Eu armário de mim
Eu armário de mim
text by Laura Erber
woman flush with things
a woman flush with things inquires about the ways of existing. the body, the name, the household, thickness which the subject integrates and which shapes them every day.
in the tiny fracture of a day-to-day gesture a woman flush with herself questions the topography of life flush with things and their uses. the household, the fold, the pronouns. spaces in which to keep things are also places for losing oneself. I, debris of myself. I, remainder. I, furnishing. I, object of myself.
me and my family, as though we were a verbless phrase inside a closet. too much of myself.
should the world be measured by eye?
to live life, to be somebody, to have somewhere to go, what does it mean?
what type of meaning can one infer from the shape of a nose, from the distance between the eyes?
here the answers are gestated in cognitive circularity, in the invitation to self-awareness of parameters. a self-poetics which explores our regulating parameters. to become acquainted with becoming acquainted. a house is also a word awaiting meaning. a woman. all names are improper.

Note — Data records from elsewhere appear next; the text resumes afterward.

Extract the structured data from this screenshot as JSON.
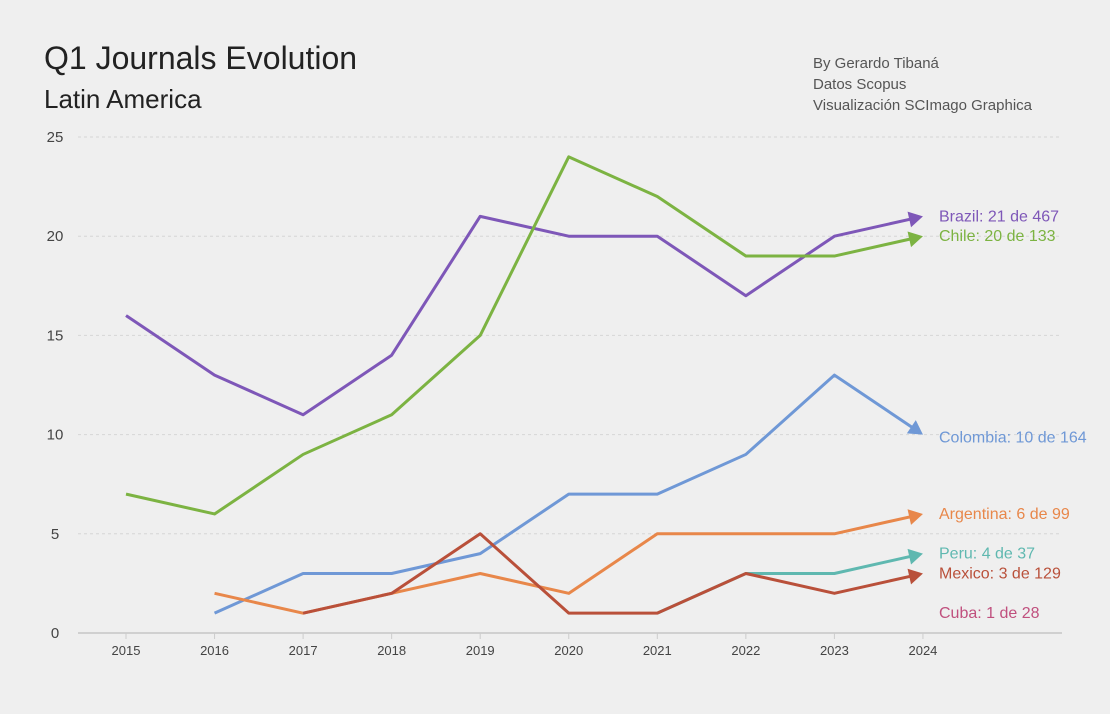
{
  "header": {
    "title": "Q1 Journals Evolution",
    "subtitle": "Latin America"
  },
  "credits": [
    "By Gerardo Tibaná",
    "Datos Scopus",
    "Visualización SCImago Graphica"
  ],
  "chart_data": {
    "type": "line",
    "title": "Q1 Journals Evolution",
    "subtitle": "Latin America",
    "x": [
      2015,
      2016,
      2017,
      2018,
      2019,
      2020,
      2021,
      2022,
      2023,
      2024
    ],
    "ylim": [
      0,
      25
    ],
    "yticks": [
      0,
      5,
      10,
      15,
      20,
      25
    ],
    "grid": true,
    "series": [
      {
        "name": "Brazil",
        "label": "Brazil: 21 de 467",
        "color": "#7e57b8",
        "values": [
          16,
          13,
          11,
          14,
          21,
          20,
          20,
          17,
          20,
          21
        ]
      },
      {
        "name": "Chile",
        "label": "Chile: 20 de 133",
        "color": "#7cb342",
        "values": [
          7,
          6,
          9,
          11,
          15,
          24,
          22,
          19,
          19,
          20
        ]
      },
      {
        "name": "Colombia",
        "label": "Colombia: 10 de 164",
        "color": "#6f98d6",
        "values": [
          null,
          1,
          3,
          3,
          4,
          7,
          7,
          9,
          13,
          10
        ]
      },
      {
        "name": "Argentina",
        "label": "Argentina: 6 de 99",
        "color": "#e8874a",
        "values": [
          null,
          2,
          1,
          2,
          3,
          2,
          5,
          5,
          5,
          6
        ]
      },
      {
        "name": "Peru",
        "label": "Peru: 4 de 37",
        "color": "#5fb8b0",
        "values": [
          null,
          null,
          null,
          null,
          null,
          null,
          1,
          3,
          3,
          4
        ]
      },
      {
        "name": "Mexico",
        "label": "Mexico: 3 de 129",
        "color": "#b9503a",
        "values": [
          null,
          null,
          1,
          2,
          5,
          1,
          1,
          3,
          2,
          3
        ]
      },
      {
        "name": "Cuba",
        "label": "Cuba: 1 de 28",
        "color": "#c0507e",
        "values": [
          null,
          null,
          null,
          null,
          null,
          null,
          null,
          null,
          null,
          null
        ]
      }
    ]
  }
}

in the artworks presented here there are compact, bravely blunt experiences, the household is the laboratory, the domestic space is untamable, her videos and actions are devoid of promises, there are no illusions, not even the illusion of there being no illusion, Xeroxed papers, drawings, the whole exposes the way in which our experience of ourselves in the world.

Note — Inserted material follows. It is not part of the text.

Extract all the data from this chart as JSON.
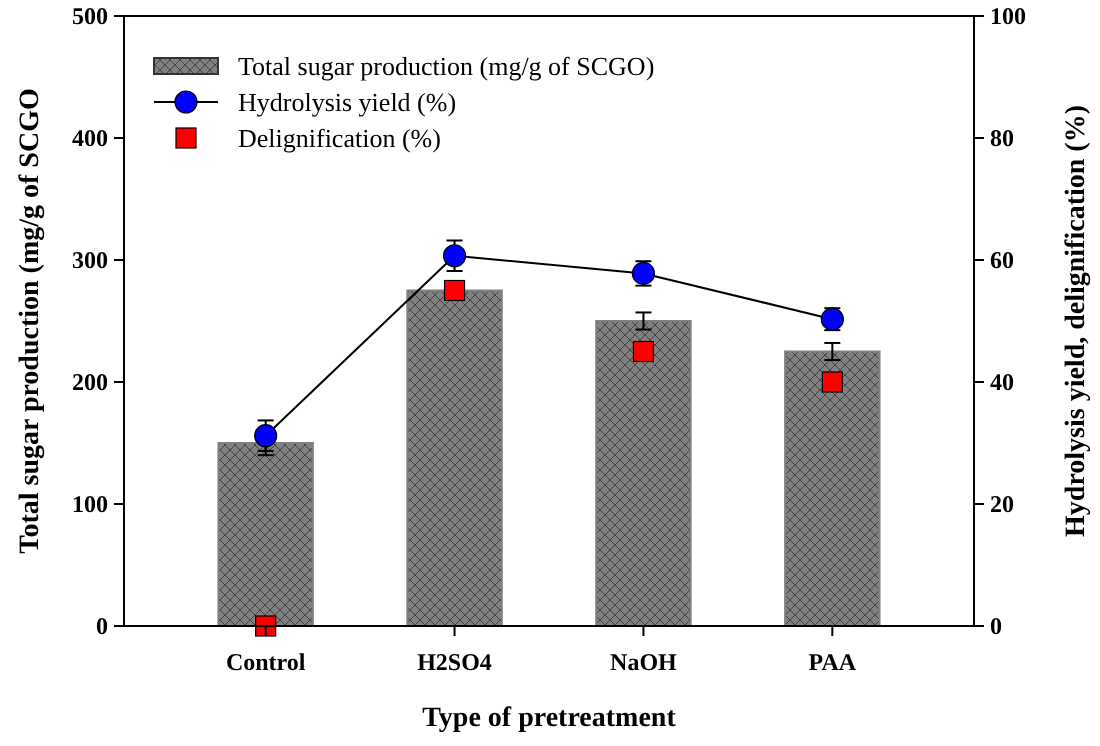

the prosaic, but relentless humor, sort of like a cold sweat, from someone who objectifies themselves so as to better portray the power play that constitutes this subjectivity.

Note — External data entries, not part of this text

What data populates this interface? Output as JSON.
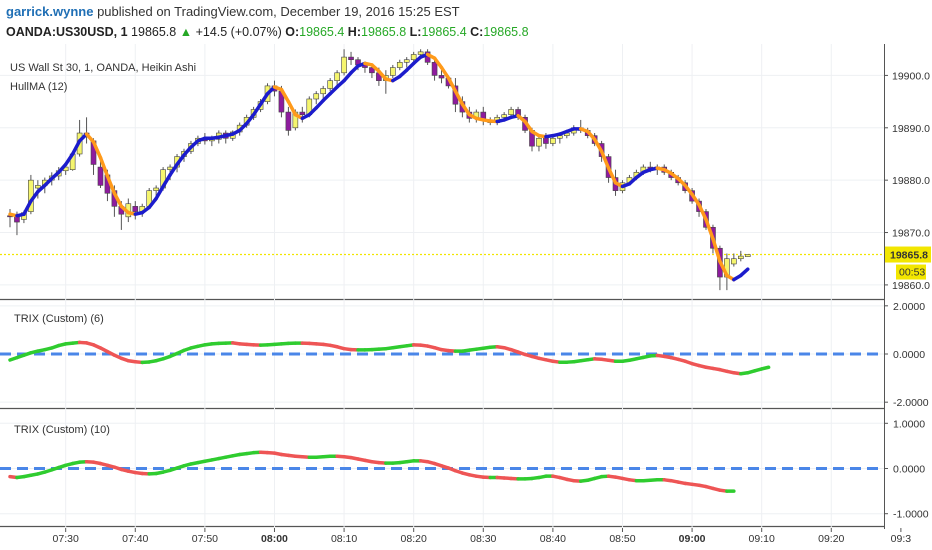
{
  "header": {
    "user": "garrick.wynne",
    "published_text": "published on TradingView.com, December 19, 2016 15:25 EST",
    "symbol": "OANDA:US30USD, 1",
    "last": "19865.8",
    "change_arrow": "▲",
    "change": "+14.5 (+0.07%)",
    "o_label": "O:",
    "o": "19865.4",
    "h_label": "H:",
    "h": "19865.8",
    "l_label": "L:",
    "l": "19865.4",
    "c_label": "C:",
    "c": "19865.8"
  },
  "colors": {
    "up_candle": "#f5f56e",
    "down_candle": "#8e1b9e",
    "hull_up": "#1c1ccc",
    "hull_down": "#ff9a1a",
    "trix_up": "#2fcc2f",
    "trix_down": "#ee5555",
    "zero_line": "#4a86e8",
    "price_line": "#f2e600"
  },
  "chart_data": [
    {
      "type": "candlestick",
      "title": "US Wall St 30, 1, OANDA, Heikin Ashi",
      "indicator": "HullMA (12)",
      "x_ticks": [
        "07:30",
        "07:40",
        "07:50",
        "08:00",
        "08:10",
        "08:20",
        "08:30",
        "08:40",
        "08:50",
        "09:00",
        "09:10",
        "09:20",
        "09:3"
      ],
      "bold_ticks": [
        "08:00",
        "09:00"
      ],
      "y_ticks": [
        "19900.0",
        "19890.0",
        "19880.0",
        "19870.0",
        "19860.0"
      ],
      "ylim": [
        19857.5,
        19906
      ],
      "last_price": "19865.8",
      "countdown": "00:53",
      "time_start": "07:22",
      "time_step_min": 1,
      "candles": [
        [
          19873.2,
          19874.5,
          19871.0,
          19873.0
        ],
        [
          19873.0,
          19874.0,
          19869.5,
          19872.0
        ],
        [
          19872.5,
          19874.2,
          19871.8,
          19873.8
        ],
        [
          19874.0,
          19881.0,
          19873.5,
          19880.0
        ],
        [
          19878.5,
          19880.0,
          19876.5,
          19879.0
        ],
        [
          19879.0,
          19880.5,
          19877.5,
          19880.0
        ],
        [
          19880.0,
          19881.5,
          19879.0,
          19880.8
        ],
        [
          19880.8,
          19882.5,
          19880.0,
          19881.8
        ],
        [
          19881.8,
          19883.0,
          19881.0,
          19882.5
        ],
        [
          19882.0,
          19885.5,
          19881.8,
          19885.0
        ],
        [
          19885.0,
          19891.5,
          19884.5,
          19889.0
        ],
        [
          19889.0,
          19892.0,
          19887.0,
          19888.5
        ],
        [
          19887.5,
          19888.0,
          19881.0,
          19883.0
        ],
        [
          19882.5,
          19884.0,
          19878.5,
          19879.0
        ],
        [
          19881.0,
          19882.0,
          19876.0,
          19877.5
        ],
        [
          19878.0,
          19879.0,
          19873.0,
          19875.0
        ],
        [
          19875.0,
          19876.0,
          19870.5,
          19873.5
        ],
        [
          19873.0,
          19876.5,
          19872.0,
          19875.5
        ],
        [
          19875.0,
          19876.0,
          19872.5,
          19874.0
        ],
        [
          19874.0,
          19875.5,
          19873.0,
          19875.0
        ],
        [
          19875.0,
          19878.5,
          19874.5,
          19878.0
        ],
        [
          19878.0,
          19879.0,
          19876.0,
          19878.5
        ],
        [
          19878.5,
          19882.5,
          19878.0,
          19882.0
        ],
        [
          19882.0,
          19883.0,
          19880.0,
          19882.5
        ],
        [
          19882.5,
          19885.0,
          19881.5,
          19884.5
        ],
        [
          19884.5,
          19886.0,
          19883.5,
          19885.5
        ],
        [
          19885.5,
          19887.5,
          19885.0,
          19887.0
        ],
        [
          19887.0,
          19888.5,
          19886.5,
          19888.0
        ],
        [
          19888.0,
          19889.0,
          19886.8,
          19887.5
        ],
        [
          19887.5,
          19888.5,
          19886.5,
          19887.8
        ],
        [
          19887.8,
          19889.5,
          19887.0,
          19889.0
        ],
        [
          19889.0,
          19889.5,
          19887.0,
          19888.0
        ],
        [
          19888.0,
          19889.5,
          19887.5,
          19889.2
        ],
        [
          19889.2,
          19891.0,
          19888.5,
          19890.5
        ],
        [
          19890.5,
          19892.5,
          19890.0,
          19892.0
        ],
        [
          19892.0,
          19894.0,
          19891.5,
          19893.5
        ],
        [
          19893.5,
          19895.5,
          19893.0,
          19895.0
        ],
        [
          19895.0,
          19898.5,
          19894.5,
          19898.0
        ],
        [
          19898.0,
          19899.0,
          19896.0,
          19897.0
        ],
        [
          19897.0,
          19898.0,
          19892.0,
          19893.0
        ],
        [
          19893.0,
          19894.0,
          19888.5,
          19889.5
        ],
        [
          19890.0,
          19893.5,
          19889.5,
          19893.0
        ],
        [
          19893.0,
          19894.0,
          19891.0,
          19892.5
        ],
        [
          19892.5,
          19896.0,
          19892.0,
          19895.5
        ],
        [
          19895.5,
          19897.0,
          19894.5,
          19896.5
        ],
        [
          19896.5,
          19898.0,
          19895.5,
          19897.5
        ],
        [
          19897.5,
          19899.5,
          19897.0,
          19899.0
        ],
        [
          19899.0,
          19901.0,
          19898.0,
          19900.5
        ],
        [
          19900.5,
          19905.0,
          19900.0,
          19903.5
        ],
        [
          19903.5,
          19904.5,
          19902.0,
          19903.0
        ],
        [
          19903.0,
          19903.5,
          19901.0,
          19902.0
        ],
        [
          19902.0,
          19902.5,
          19900.5,
          19901.5
        ],
        [
          19901.5,
          19902.0,
          19899.5,
          19900.5
        ],
        [
          19900.5,
          19901.5,
          19898.0,
          19899.0
        ],
        [
          19899.0,
          19901.0,
          19896.5,
          19900.0
        ],
        [
          19900.0,
          19902.0,
          19899.5,
          19901.5
        ],
        [
          19901.5,
          19903.0,
          19901.0,
          19902.5
        ],
        [
          19902.5,
          19903.5,
          19901.5,
          19903.0
        ],
        [
          19903.0,
          19904.5,
          19902.0,
          19904.0
        ],
        [
          19904.0,
          19905.0,
          19903.5,
          19904.5
        ],
        [
          19904.5,
          19905.0,
          19902.0,
          19902.5
        ],
        [
          19902.5,
          19903.0,
          19899.0,
          19900.0
        ],
        [
          19900.0,
          19901.5,
          19898.5,
          19899.5
        ],
        [
          19899.5,
          19900.0,
          19897.5,
          19898.0
        ],
        [
          19898.0,
          19899.5,
          19893.0,
          19894.5
        ],
        [
          19895.0,
          19896.0,
          19892.0,
          19893.0
        ],
        [
          19893.0,
          19894.0,
          19891.0,
          19891.8
        ],
        [
          19891.8,
          19893.5,
          19891.0,
          19893.0
        ],
        [
          19893.0,
          19894.0,
          19890.5,
          19891.5
        ],
        [
          19891.5,
          19892.0,
          19890.5,
          19891.0
        ],
        [
          19891.0,
          19892.5,
          19890.5,
          19892.0
        ],
        [
          19892.0,
          19893.0,
          19891.5,
          19892.5
        ],
        [
          19892.5,
          19894.0,
          19892.0,
          19893.5
        ],
        [
          19893.5,
          19894.0,
          19891.5,
          19892.0
        ],
        [
          19892.0,
          19892.5,
          19889.0,
          19889.5
        ],
        [
          19889.5,
          19890.0,
          19885.5,
          19886.5
        ],
        [
          19886.5,
          19888.5,
          19885.5,
          19888.0
        ],
        [
          19888.0,
          19889.0,
          19886.0,
          19887.0
        ],
        [
          19887.0,
          19888.5,
          19886.5,
          19888.0
        ],
        [
          19888.0,
          19889.0,
          19887.0,
          19888.5
        ],
        [
          19888.5,
          19889.5,
          19888.0,
          19889.0
        ],
        [
          19889.0,
          19890.5,
          19888.5,
          19890.0
        ],
        [
          19890.0,
          19891.5,
          19889.0,
          19889.5
        ],
        [
          19889.5,
          19890.0,
          19888.0,
          19888.5
        ],
        [
          19888.5,
          19889.0,
          19886.5,
          19887.0
        ],
        [
          19887.0,
          19887.5,
          19883.5,
          19884.5
        ],
        [
          19884.5,
          19885.0,
          19879.5,
          19880.5
        ],
        [
          19880.5,
          19882.0,
          19877.0,
          19878.0
        ],
        [
          19878.0,
          19880.0,
          19877.5,
          19879.5
        ],
        [
          19879.5,
          19881.0,
          19879.0,
          19880.5
        ],
        [
          19880.5,
          19882.0,
          19880.0,
          19881.5
        ],
        [
          19881.5,
          19883.0,
          19881.0,
          19882.5
        ],
        [
          19882.5,
          19883.5,
          19881.5,
          19882.0
        ],
        [
          19882.0,
          19883.0,
          19881.0,
          19882.5
        ],
        [
          19882.5,
          19883.0,
          19881.0,
          19881.5
        ],
        [
          19881.5,
          19882.0,
          19880.0,
          19880.5
        ],
        [
          19880.5,
          19881.0,
          19879.0,
          19879.5
        ],
        [
          19879.5,
          19880.0,
          19877.5,
          19878.0
        ],
        [
          19878.0,
          19878.5,
          19875.5,
          19876.0
        ],
        [
          19876.0,
          19876.5,
          19873.0,
          19874.0
        ],
        [
          19874.0,
          19874.5,
          19870.5,
          19871.0
        ],
        [
          19871.0,
          19871.5,
          19866.0,
          19867.0
        ],
        [
          19867.0,
          19867.5,
          19859.0,
          19861.5
        ],
        [
          19861.5,
          19866.0,
          19859.0,
          19865.0
        ],
        [
          19864.0,
          19866.0,
          19863.5,
          19865.0
        ],
        [
          19865.0,
          19866.5,
          19864.5,
          19865.5
        ],
        [
          19865.4,
          19865.8,
          19865.4,
          19865.8
        ]
      ],
      "hull": [
        19873.5,
        19873.2,
        19873.5,
        19876.0,
        19877.8,
        19879.0,
        19880.3,
        19881.5,
        19883.0,
        19885.0,
        19887.5,
        19888.8,
        19887.3,
        19884.3,
        19880.8,
        19877.5,
        19875.0,
        19873.8,
        19873.5,
        19873.8,
        19874.8,
        19876.5,
        19878.8,
        19881.0,
        19883.0,
        19884.8,
        19886.3,
        19887.5,
        19888.0,
        19888.0,
        19888.2,
        19888.5,
        19888.8,
        19889.5,
        19890.8,
        19892.5,
        19894.5,
        19896.5,
        19897.8,
        19897.3,
        19895.0,
        19892.5,
        19891.8,
        19892.5,
        19893.8,
        19895.2,
        19896.5,
        19897.8,
        19899.0,
        19900.5,
        19901.8,
        19902.3,
        19902.0,
        19900.8,
        19899.3,
        19899.0,
        19899.8,
        19901.0,
        19902.3,
        19903.5,
        19904.0,
        19903.3,
        19901.5,
        19899.5,
        19897.0,
        19894.5,
        19892.5,
        19891.8,
        19891.5,
        19891.3,
        19891.2,
        19891.5,
        19892.0,
        19892.3,
        19891.2,
        19889.3,
        19888.5,
        19888.3,
        19888.5,
        19888.8,
        19889.3,
        19889.8,
        19889.8,
        19889.3,
        19887.8,
        19885.5,
        19882.3,
        19879.5,
        19878.8,
        19879.3,
        19880.5,
        19881.5,
        19882.0,
        19882.3,
        19882.0,
        19881.3,
        19880.3,
        19879.0,
        19877.3,
        19875.3,
        19872.5,
        19868.8,
        19864.5,
        19861.8,
        19861.0,
        19861.8,
        19863.0
      ],
      "y_label_last_color": "#f2e600"
    },
    {
      "type": "line",
      "title": "TRIX (Custom) (6)",
      "y_ticks": [
        "2.0000",
        "0.0000",
        "-2.0000"
      ],
      "ylim": [
        -2.2,
        2.2
      ],
      "zero": 0,
      "values": [
        -0.25,
        -0.15,
        -0.05,
        0.05,
        0.12,
        0.18,
        0.25,
        0.35,
        0.42,
        0.45,
        0.48,
        0.46,
        0.38,
        0.25,
        0.1,
        -0.05,
        -0.18,
        -0.28,
        -0.32,
        -0.35,
        -0.33,
        -0.28,
        -0.2,
        -0.1,
        0.02,
        0.15,
        0.25,
        0.32,
        0.38,
        0.42,
        0.44,
        0.45,
        0.46,
        0.42,
        0.4,
        0.38,
        0.37,
        0.38,
        0.4,
        0.42,
        0.44,
        0.45,
        0.45,
        0.44,
        0.42,
        0.4,
        0.36,
        0.3,
        0.22,
        0.18,
        0.17,
        0.17,
        0.18,
        0.2,
        0.22,
        0.26,
        0.3,
        0.34,
        0.38,
        0.37,
        0.33,
        0.26,
        0.18,
        0.14,
        0.12,
        0.12,
        0.16,
        0.2,
        0.24,
        0.28,
        0.3,
        0.26,
        0.18,
        0.08,
        -0.02,
        -0.1,
        -0.18,
        -0.24,
        -0.3,
        -0.34,
        -0.34,
        -0.32,
        -0.28,
        -0.24,
        -0.2,
        -0.22,
        -0.26,
        -0.3,
        -0.3,
        -0.26,
        -0.2,
        -0.14,
        -0.08,
        -0.06,
        -0.1,
        -0.15,
        -0.22,
        -0.3,
        -0.4,
        -0.48,
        -0.55,
        -0.6,
        -0.65,
        -0.72,
        -0.78,
        -0.82,
        -0.78,
        -0.7,
        -0.62,
        -0.55
      ]
    },
    {
      "type": "line",
      "title": "TRIX (Custom) (10)",
      "y_ticks": [
        "1.0000",
        "0.0000",
        "-1.0000"
      ],
      "ylim": [
        -1.25,
        1.25
      ],
      "zero": 0,
      "values": [
        -0.18,
        -0.2,
        -0.18,
        -0.15,
        -0.12,
        -0.08,
        -0.03,
        0.02,
        0.07,
        0.11,
        0.14,
        0.15,
        0.14,
        0.11,
        0.07,
        0.03,
        -0.02,
        -0.06,
        -0.09,
        -0.11,
        -0.12,
        -0.11,
        -0.08,
        -0.04,
        0.01,
        0.06,
        0.1,
        0.13,
        0.16,
        0.19,
        0.22,
        0.25,
        0.28,
        0.31,
        0.33,
        0.35,
        0.36,
        0.35,
        0.34,
        0.31,
        0.29,
        0.27,
        0.26,
        0.25,
        0.25,
        0.26,
        0.27,
        0.27,
        0.26,
        0.24,
        0.21,
        0.18,
        0.15,
        0.13,
        0.12,
        0.12,
        0.13,
        0.15,
        0.17,
        0.17,
        0.15,
        0.11,
        0.06,
        0.01,
        -0.05,
        -0.1,
        -0.14,
        -0.17,
        -0.19,
        -0.2,
        -0.2,
        -0.21,
        -0.22,
        -0.23,
        -0.23,
        -0.22,
        -0.2,
        -0.17,
        -0.17,
        -0.2,
        -0.24,
        -0.27,
        -0.28,
        -0.26,
        -0.22,
        -0.18,
        -0.17,
        -0.19,
        -0.22,
        -0.25,
        -0.27,
        -0.27,
        -0.26,
        -0.25,
        -0.25,
        -0.27,
        -0.3,
        -0.33,
        -0.35,
        -0.37,
        -0.4,
        -0.44,
        -0.48,
        -0.5,
        -0.5
      ]
    }
  ]
}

armário de mim (closet of myself) is one of the ways to be outside oneself. To create self-observation methods in which the observer observes their own observation. There is something phenomenological and something very political about this gesture.
to express one’s own perceptual capabilities flush with conceptual intuition. the place where measurements are born. a medieval woman flush with the tongue said “we do not own anything on earth except the power to say I.” The power to say I here is the power to lose oneself in oneself.
when the language that is a phenomenon of the body is equally a modality of gesture. not by chance, the presence of language-prayer harks back precisely to the feeling that the voice is a corporeal gesture.
in spite of the fact it is all short-lived, behind each artwork there is a holistic patience, a precision, though never snobbish, a way to make life show its disarray and unsettle out of its measures, and to make the most familiar spaces into the ones that are hardest to access. even though it may only last one minute.